As one of the study’s participants, entrepreneur Bryan Trogdon put it: “Big Data is the new oil,” observing that, “-Â¦the companies, governments, and organisations that are able to mine this resource will have an enormous advantage over those that don’t. With speed, agility, and innovation determining the winners and losers, Big Data allows us to move from a mindset of “measure twice, cut once’ to one of “place small bets fast.'”
Jeff Jarvis, professor, and blogger said: “Media and regulators are demonizing Big Data and its supposed threat to privacy. Such moral panics have occurred often thanks to changes in technology. But the moral of the story remains: there is value to be found in this data, value in our newfound ability to share. Google’s founders have urged government regulators not to require them to quickly delete searches because, in their patterns and anomalies, they have found the ability to track the outbreak of the flu before health officials could and they believe that by similarly tracking a pandemic, millions of lives could be saved. Demonizing data, big or small, is demonising knowledge, and that is never wise.”
Sean Mead, director of analytics at Mead, Mead & Clark, Interbrand said: “Large, publicly available data sets, easier tools, wider distribution of analytics skills, and early stage artificial intelligence software will lead to a burst of economic activity and increased productivity comparable to that of the Internet and PC revolutions of the mid to late 1990s. Social movements will arise to free up access to large data repositories, to restrict the development and use of AIs, and to “liberate’ AIs.”
These are very interesting arguments and they do begin to get to the heart of the matter – which is that our data sets have grown beyond our ability to analyse and process them without sophisticated automation. We simply have to rely on technology to analyse and cope with this enormous wave of content and metadata.
Analysing human generated big data has enormous potential. More than potential, harnessing the power of metadata has become essential to manage and protect human generated content. File shares, emails, and intranets have made it so easy for end users to save and share files that organisations now have more human generated content than they can sustainably manage and protect using small data thinking. Many organisations face real problems because questions that could be answered 15 years ago on smaller, more static data sets can no longer be answered. These questions include: Where does critical data reside, who accesses it, and who should have access to it? As a consequence, IDC estimates that only half the data that should be protected is protected.

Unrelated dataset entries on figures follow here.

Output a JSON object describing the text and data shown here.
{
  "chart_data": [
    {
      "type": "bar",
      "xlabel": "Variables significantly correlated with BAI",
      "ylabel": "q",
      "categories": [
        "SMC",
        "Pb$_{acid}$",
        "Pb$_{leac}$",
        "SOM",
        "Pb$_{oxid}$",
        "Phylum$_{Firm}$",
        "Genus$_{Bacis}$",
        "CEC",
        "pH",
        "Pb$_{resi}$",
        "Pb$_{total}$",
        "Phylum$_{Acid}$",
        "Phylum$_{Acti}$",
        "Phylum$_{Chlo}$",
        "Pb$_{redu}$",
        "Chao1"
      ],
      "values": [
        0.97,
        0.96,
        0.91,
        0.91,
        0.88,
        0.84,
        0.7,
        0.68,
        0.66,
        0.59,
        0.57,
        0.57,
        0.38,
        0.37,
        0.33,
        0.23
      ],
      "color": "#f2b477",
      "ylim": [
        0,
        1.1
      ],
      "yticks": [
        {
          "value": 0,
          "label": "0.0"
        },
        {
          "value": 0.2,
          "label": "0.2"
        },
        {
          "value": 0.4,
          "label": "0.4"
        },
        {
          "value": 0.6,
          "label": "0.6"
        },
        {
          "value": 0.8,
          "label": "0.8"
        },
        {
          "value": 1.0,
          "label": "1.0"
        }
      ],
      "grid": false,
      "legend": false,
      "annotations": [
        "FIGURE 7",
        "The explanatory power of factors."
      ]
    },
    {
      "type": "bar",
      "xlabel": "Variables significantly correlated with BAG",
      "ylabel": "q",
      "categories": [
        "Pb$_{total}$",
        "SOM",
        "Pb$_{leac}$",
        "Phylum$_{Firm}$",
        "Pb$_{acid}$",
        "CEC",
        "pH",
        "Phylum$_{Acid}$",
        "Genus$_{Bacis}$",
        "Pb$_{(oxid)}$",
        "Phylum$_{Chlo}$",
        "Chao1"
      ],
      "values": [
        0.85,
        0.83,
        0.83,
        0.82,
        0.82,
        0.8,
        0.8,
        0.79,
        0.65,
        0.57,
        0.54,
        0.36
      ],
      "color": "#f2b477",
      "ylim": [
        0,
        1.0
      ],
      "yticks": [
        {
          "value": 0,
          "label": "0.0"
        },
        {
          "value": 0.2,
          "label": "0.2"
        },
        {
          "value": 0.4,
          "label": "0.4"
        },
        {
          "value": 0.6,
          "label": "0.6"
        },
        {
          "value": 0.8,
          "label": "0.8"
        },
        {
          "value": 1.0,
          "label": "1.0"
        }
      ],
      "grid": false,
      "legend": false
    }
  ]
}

The problem is compounded with cloud based file sharing, as these services create yet another growing store of human generated content requiring management and protection—one that lies outside corporate infrastructure with different controls and management processes.
David Weinberger of Harvard University’s Berkman Center said: “We are just beginning to understand the range of problems Big Data can solve, even though it means acknowledging that we’re less unpredictable, free, madcap creatures than we’d like to think. If harnessing the power of human generated big data can make data protection and management less unpredictable, free, and madcap, organisations will be grateful.